Author: Amanda Bouchet
Genre: fantasy, romance
Series: Kingmaker Chronicles #1
Published: August 2016
Source: ARC from NetGalley
Catalia "Cat" Fisa is a powerful clairvoyant known as the Kingmaker. This smart-mouthed soothsayer has no interest in her powers and would much rather fly under the radar, far from the clutches of her homicidal mother. But when an ambitious warlord captures her, she may not have a choice…
Griffin is intent on bringing peace to his newly conquered realm in the magic-deprived south. When he discovers Cat is the Kingmaker, he abducts her. But Cat will do everything in her power to avoid her dangerous destiny and battle her captor at every turn. Although up for the battle, Griffin would prefer for Cat to help his people willingly, and he's ready to do whatever it takes to coax her…even if that means falling in love with her.

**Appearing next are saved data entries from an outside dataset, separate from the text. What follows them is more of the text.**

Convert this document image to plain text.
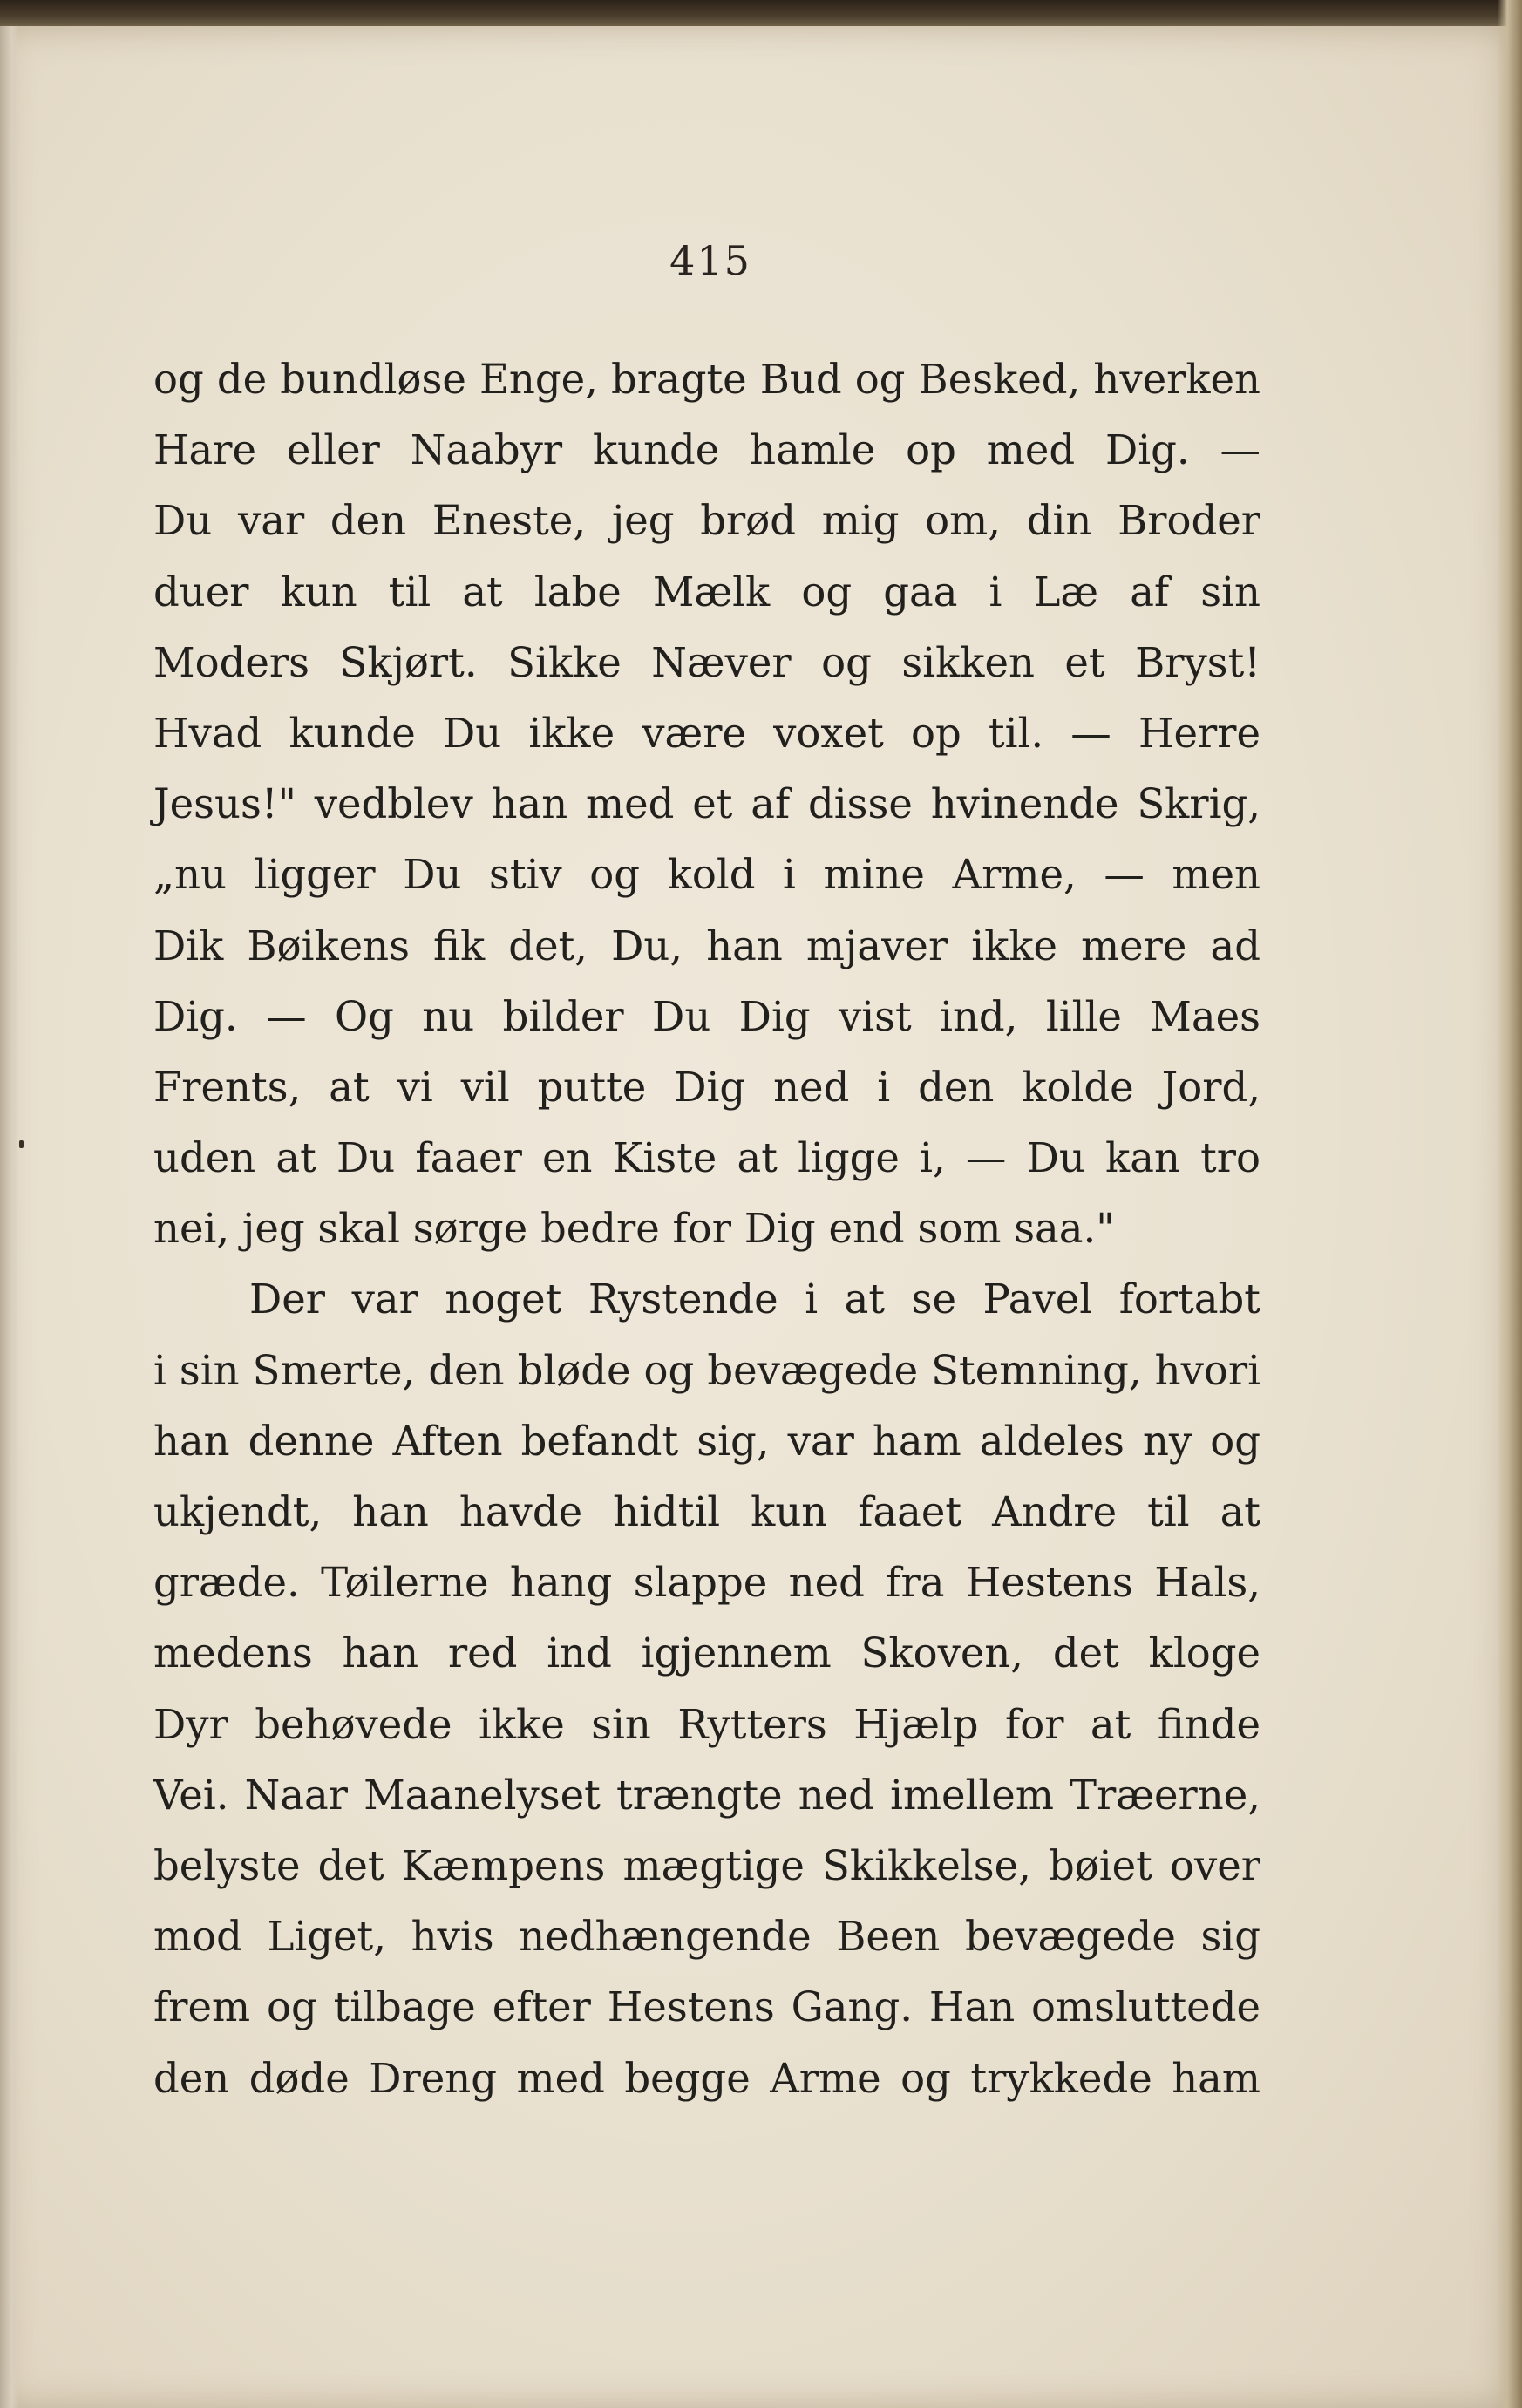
415
og de bundløse Enge, bragte Bud og Besked, hverken
Hare eller Naabyr kunde hamle op med Dig. —
Du var den Eneste, jeg brød mig om, din Broder
duer kun til at labe Mælk og gaa i Læ af sin
Moders Skjørt. Sikke Næver og sikken et Bryst!
Hvad kunde Du ikke være voxet op til. — Herre
Jesus!" vedblev han med et af disse hvinende Skrig,
„nu ligger Du stiv og kold i mine Arme, — men
Dik Bøikens fik det, Du, han mjaver ikke mere ad
Dig. — Og nu bilder Du Dig vist ind, lille Maes
Frents, at vi vil putte Dig ned i den kolde Jord,
uden at Du faaer en Kiste at ligge i, — Du kan tro
nei, jeg skal sørge bedre for Dig end som saa."
Der var noget Rystende i at se Pavel fortabt
i sin Smerte, den bløde og bevægede Stemning, hvori
han denne Aften befandt sig, var ham aldeles ny og
ukjendt, han havde hidtil kun faaet Andre til at
græde. Tøilerne hang slappe ned fra Hestens Hals,
medens han red ind igjennem Skoven, det kloge
Dyr behøvede ikke sin Rytters Hjælp for at finde
Vei. Naar Maanelyset trængte ned imellem Træerne,
belyste det Kæmpens mægtige Skikkelse, bøiet over
mod Liget, hvis nedhængende Been bevægede sig
frem og tilbage efter Hestens Gang. Han omsluttede
den døde Dreng med begge Arme og trykkede ham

2.75-3 stars because there was some A Promise of Fire that worked really well both in a fantasy sense and in a romance sense, but there were was just as much that fell flat, was too rushed, or was left too open-ended.
This has some really creative aspects to it especially when it comes to the worldbuilding, but Cat and Griffin's relationship is problematic afffffff and kept me from really feelings the feels or shipping the ship. I liked each of them individually, though they bothfell very very close to expected romance stereotypes, just in a fantasy setting. But speaking of problematic: I wanted more outright consent on Cat's part when it came to their interactions. I understand she's a feisty and fiercely independent character but the imbalance of power between her and Griffin dampens any spark they create.
My issues with the main two characters aside, I readily admit to adoring the secondary characters Bouchet has accompany her mage and her hero. Kato and Carver and Flynn are great foils and companions for both and challenge each in different ways. I did wish for more present, active female characters for Cat to interact with because this is a very male-dominated story. Griffin's family comes into play later in the story, but none of those late-in-the-game faces add much to the plot or relationships established.
A Promise of Fire was an uneven start for the series, but good enough to pique my interest and curiosity for the forthcoming sequel. The idea behind the novel was intriguing and if the execution was imperfect, it still kept me reading and invested in the characters and the resolution.